Les premières initiatives communes aux associations représentatives de la diversité des formes de médiation datent de 2008 avec l'écriture du Code de déontologie du médiateur, officiellement présenté en février 2009. Ce fut un véritable acte fondateur d'un mouvement de collaboration autour des principes partagés de la médiation. La tenue du « Forum ouvert » sur la professionnalisation en février 2011 a nécessité un profond travail de cohésion et produit des conclusions, construites à partir des expériences terrain et toujours d'actualité, présentant les conditions garantissant une médiation professionnelle. Ce Forum fut le déclencheur d'un élan authentique vers une mutualisation des échanges.
La Plateforme de la Médiation Française est donc née de l'intérêt porté par les associations de se réunir afin de mener ensemble des projets communs permettant de développer la médiation en France.
Dans cet esprit, elle s'est constituée de manière informelle et innovante sous la forme d'une convention passée entre tous ses membres, convention respectueuse de l'indépendance de chacun.
Les organisations – Association Nationale des Médiateurs (ANM), Centre de Médiation et d'Arbitrage de Paris (CMAP), le Club des Médiateurs de Services au Public, la Fédération Nationale des Centres de Médiation (FNCM), la Fédération Nationale de la Médiation et des Espaces Familiaux (FENAMEF), France-Médiation et l'Institut d'Expertise, d'Arbitrage et de Médiation (IEAM) – ont signé officiellement leur convention en septembre 2012.

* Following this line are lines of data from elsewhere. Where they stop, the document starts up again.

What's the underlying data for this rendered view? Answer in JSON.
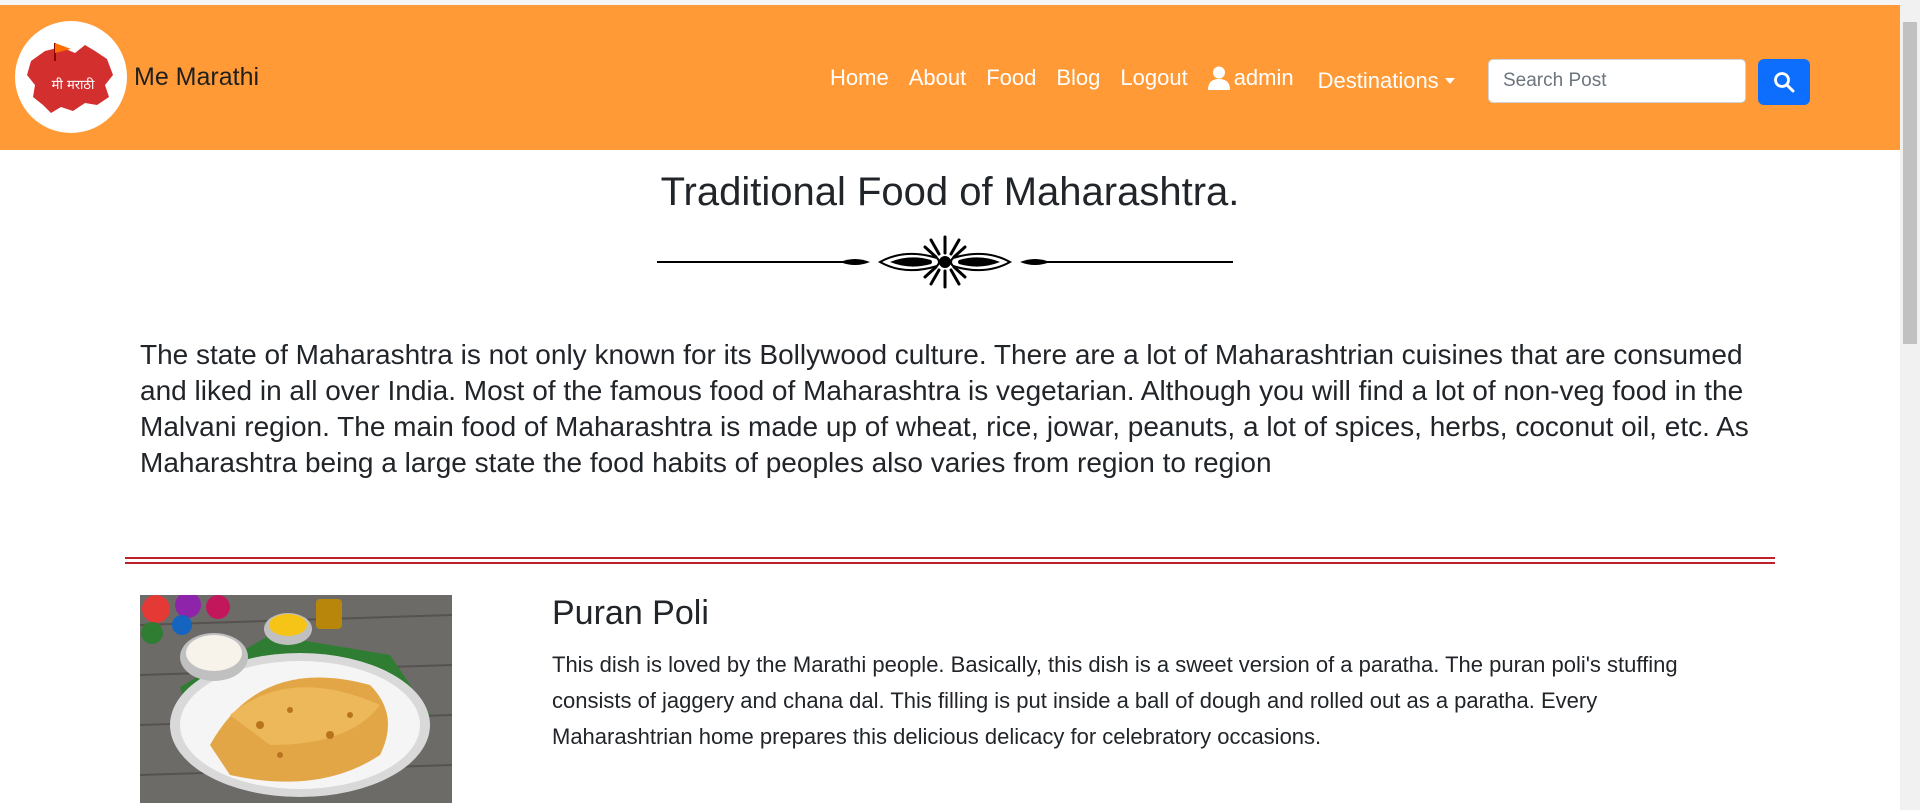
{
  "brand": {
    "name": "Me Marathi",
    "logo_text": "मी मराठी",
    "logo_icon": "maharashtra-map-logo"
  },
  "nav": {
    "links": [
      "Home",
      "About",
      "Food",
      "Blog",
      "Logout"
    ],
    "user_label": "admin",
    "user_icon": "user-icon",
    "dropdown_label": "Destinations"
  },
  "search": {
    "placeholder": "Search Post",
    "value": "",
    "button_icon": "search-icon"
  },
  "colors": {
    "navbar": "#ff9a36",
    "search_button": "#0d6efd",
    "rule": "#c0202b"
  },
  "content": {
    "title": "Traditional Food of Maharashtra.",
    "intro": "The state of Maharashtra is not only known for its Bollywood culture. There are a lot of Maharashtrian cuisines that are consumed and liked in all over India. Most of the famous food of Maharashtra is vegetarian. Although you will find a lot of non-veg food in the Malvani region. The main food of Maharashtra is made up of wheat, rice, jowar, peanuts, a lot of spices, herbs, coconut oil, etc. As Maharashtra being a large state the food habits of peoples also varies from region to region",
    "items": [
      {
        "title": "Puran Poli",
        "description": "This dish is loved by the Marathi people. Basically, this dish is a sweet version of a paratha. The puran poli's stuffing consists of jaggery and chana dal. This filling is put inside a ball of dough and rolled out as a paratha. Every Maharashtrian home prepares this delicious delicacy for celebratory occasions."
      }
    ]
  }
}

Conformément aux objectifs qu'elles se sont fixés :
Le premier chantier a porté travaillé sur l'accès à la médiation. Le deuxième sur la qualité en médiation.
Puis au cours de l'année 2014, la Plateforme a rencontré des autorités qualifiées et porté sa parole commune auprès des institutions œuvrant, notamment, dans le cadre de la transposition de la directive européenne du 21 mai 2013 relative la consommation et du comité de pilotage organisé par le Ministère de la Justice dans le cadre de la « Justice du XXIe siècle ».

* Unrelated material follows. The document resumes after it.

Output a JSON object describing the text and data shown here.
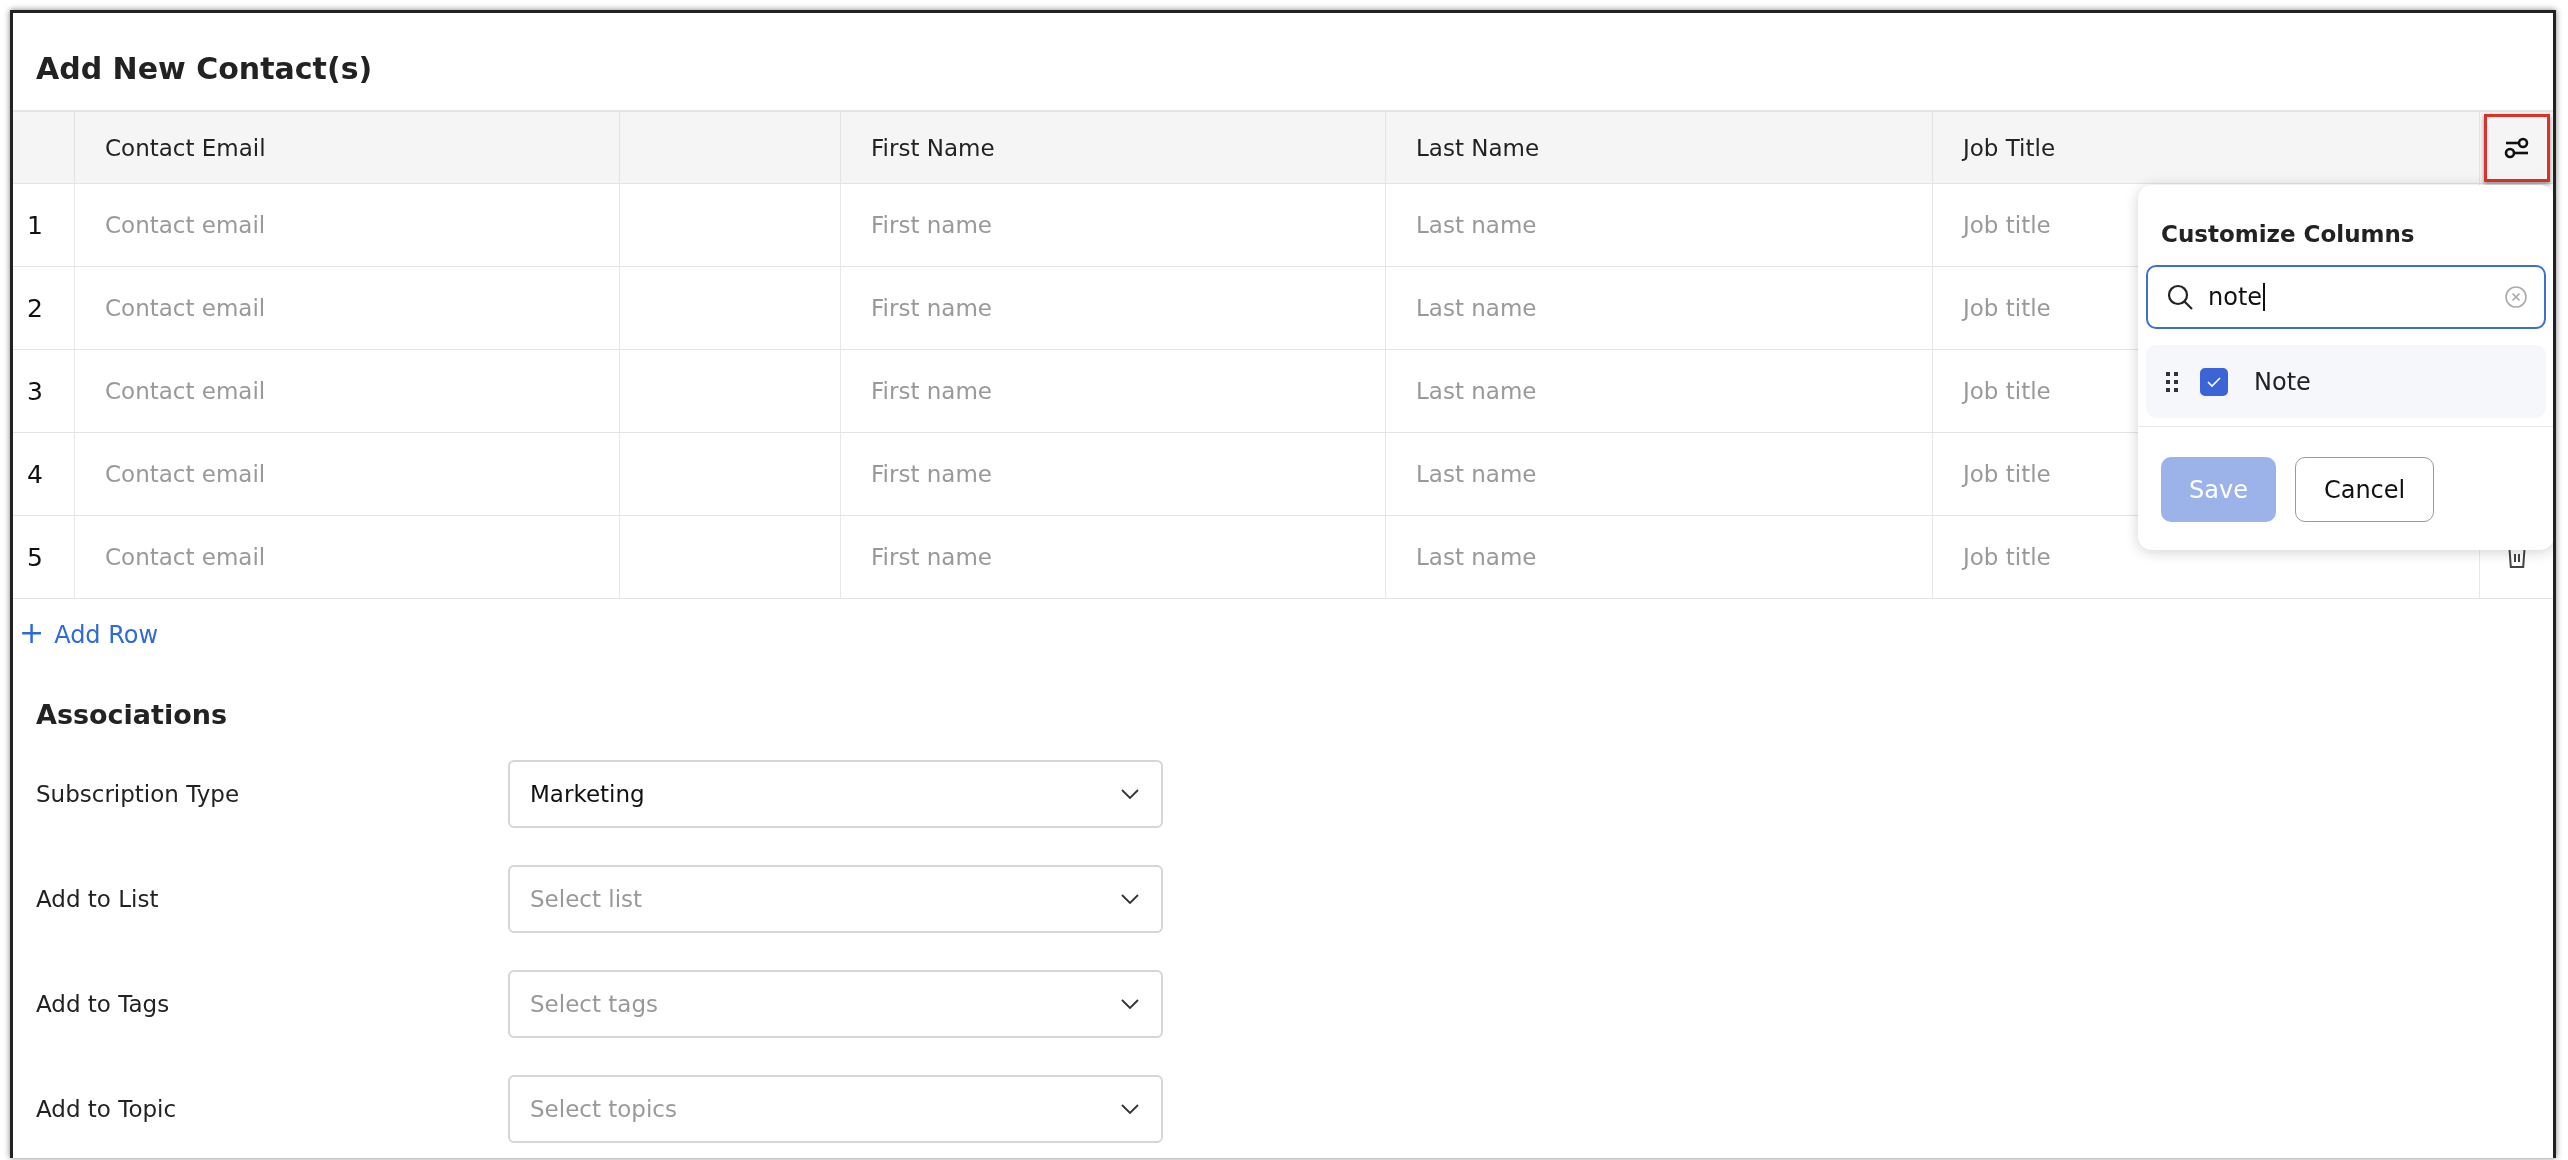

Aujourd'hui, afin de renforcer son autorité, la Plateforme envisage de se doter d'une personnalité juridique apte à effectuer quelques réalisations collaboratives indispensables tout en maintenant la souplesse inhérente à la médiation ainsi que l'indépendance des associations participantes. Cela devrait avoir pour effet de la doter ponctuellement de moyens lui permettant d'assurer son quatrième objectif : des actions de communication à commencer par la création d'un site.
Il est maintenant tout à fait nécessaire de donner de la visibilité à cette expérience innovante qu'est la Plateforme, témoignage de la possibilité qu'ont les médiateurs de pouvoir se rassembler pour agir sur l'intérêt du bon usage de la médiation basée sur un élément commun : la déontologie propre à la médiation !
La société a besoin de la médiation. La médiation, pour se faire connaître comme « objet » de changement culturel, doit se présenter unie. L'image cohérente de professionnels capables de parler ensemble pour porter la médiation dans sa diversité est pertinente et créatrice de confiance.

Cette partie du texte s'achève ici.